Kiwis and mangoes are fruits that are rich in Vitamin E. You may have them as fruits, add them in fruit salads or make fruit smoothie with them.

Mustard greens:

Mustard greens have high nutritional value and are rich in folates, Vitamin E, as well as Vitamin A, C and K. They are best when taken raw with salads although they are tastier when cooked and taken.

Margarine:

Corn oil found in margarine is a good source of Vitamin E. Having one tablespoon of margarine gives you 8 milligrams of Vitamin E. So, when you buy margarine, buy the ones that contain corn oil. You must not have too much of margarine as it is rich in fat and may cause obesity.

Olives:

Olives are good sources of Vitamin E. you can have it as fruits or use its oil. Olives are also added to salads, pizzas, pastas and so on. You may also have it with bread.

Plant oils:

Plant oils like wheat germ oil, sunflower oil, hempseed oil, coconut and olive oil and cotton seed oil are good sources of Vitamin E. Having 1 tablespoon of wheat germ oil provides you all the Vitamin E that you need daily.

Pine nuts:

By including pine nuts in your salad you get the required amount of Vitamin E that you need. You get 2.6 milligrams of Vitamin E from one ounce of pine nuts. Pine nut oil is also good for your health.

Parsley:

Parsley is a spice and very rich in Vitamin E. This is added to various dishes and salads and consumed. It may be used fresh or dried.

Papaya:

Although papaya is known to be rich in Vitamin C, it is also a rich source of Vitamin E. A fresh papaya provides you 17% of Vitamin E that you need every day. You may have it as it is or add it to other fruits.

Pistachios and peanut butter:

Having pistachios and peanut butter supplies you with good amount of your daily requirement of Vitamin E. Taking pistachios raw is the best way to get the vitamin as the vitamins are removed when roasted.

Red chilli and paprika:

red chilliand paprika are spices and contain Vitamin E and other important anti-oxidants. You get 2.1 mg of Vitamin E from 1 table spoon of these spices.

Raw seeds:

Raw seeds of sunflower, pumpkin and sesame contain abundant quantities of Vitamin E. You may have them in the form of snacks or garnish them on soups or salads.

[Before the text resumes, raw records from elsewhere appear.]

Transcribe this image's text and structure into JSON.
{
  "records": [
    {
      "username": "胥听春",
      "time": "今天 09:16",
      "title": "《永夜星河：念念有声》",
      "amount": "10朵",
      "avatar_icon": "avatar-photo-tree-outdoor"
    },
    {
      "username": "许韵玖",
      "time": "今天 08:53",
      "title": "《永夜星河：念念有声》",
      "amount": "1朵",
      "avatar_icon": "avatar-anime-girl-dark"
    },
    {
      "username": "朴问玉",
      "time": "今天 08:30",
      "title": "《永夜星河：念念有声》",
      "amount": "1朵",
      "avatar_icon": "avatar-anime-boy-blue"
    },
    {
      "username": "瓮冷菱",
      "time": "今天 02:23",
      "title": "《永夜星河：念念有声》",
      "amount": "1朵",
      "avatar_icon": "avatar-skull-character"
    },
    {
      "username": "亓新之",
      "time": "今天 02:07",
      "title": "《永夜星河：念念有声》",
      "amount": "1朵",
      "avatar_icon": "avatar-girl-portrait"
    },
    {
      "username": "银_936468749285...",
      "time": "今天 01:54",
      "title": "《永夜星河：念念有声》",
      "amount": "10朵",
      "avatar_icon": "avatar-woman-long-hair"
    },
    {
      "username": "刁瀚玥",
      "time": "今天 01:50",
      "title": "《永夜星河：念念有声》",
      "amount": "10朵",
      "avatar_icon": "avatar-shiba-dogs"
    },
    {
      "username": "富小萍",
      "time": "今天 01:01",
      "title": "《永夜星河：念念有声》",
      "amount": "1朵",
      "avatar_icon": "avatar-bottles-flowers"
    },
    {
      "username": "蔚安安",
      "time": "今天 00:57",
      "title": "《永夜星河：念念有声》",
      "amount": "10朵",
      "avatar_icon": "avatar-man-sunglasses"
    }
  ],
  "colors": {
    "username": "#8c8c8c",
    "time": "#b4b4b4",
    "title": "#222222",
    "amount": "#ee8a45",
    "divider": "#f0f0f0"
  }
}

You get 90.5 % of this vitamin from one fourth cup of sunflower seeds.

Red bell peppers:

Vegetables that are red in color, particularly red bell peppers, have abundant Vitamin E. They are also rich in anti-oxidants.

Swiss chard:

Swiss card contains Vitamin E and a number of other essential vitamins. You get 17% of your daily requirement of Vitamin E from it.

Spinach:

Spinach is highly nutritious and a store house of Vitamin E as well as anti-oxidants, folates, calcium and other essential nutrients. Including spinach in your daily diet is an excellent way to stay healthy.

Turnip greens:

Like all other leafy vegetables, turnip green is also a rich source of Vitamin E and other nutrients. Having a cup of turnip greens provides you the necessary Vitamin A, C and E need. It is also rich in folate.

Taro root:

Taro roots cannot be eaten raw. You can cook, boil or add it to bread. You get 2.9 milligrams of Vitamin E from 100 gm of taro root. Many people use it instead of potatoes.

Tomatoes:

Tomatoes are considered as fruits as well as vegetables and are rich sources of Vitamin E, Vitamin C, iron and fiber. Having a medium sized tomato daily provides you with .7 mg of Vitamin E.

Wheat:

Wheat plant is a good source of Vitamin E. processed wheat does not contain the germ on it and therefore not as good as unprocessed wheat, but sill it supplies you with adequate Vitamin E.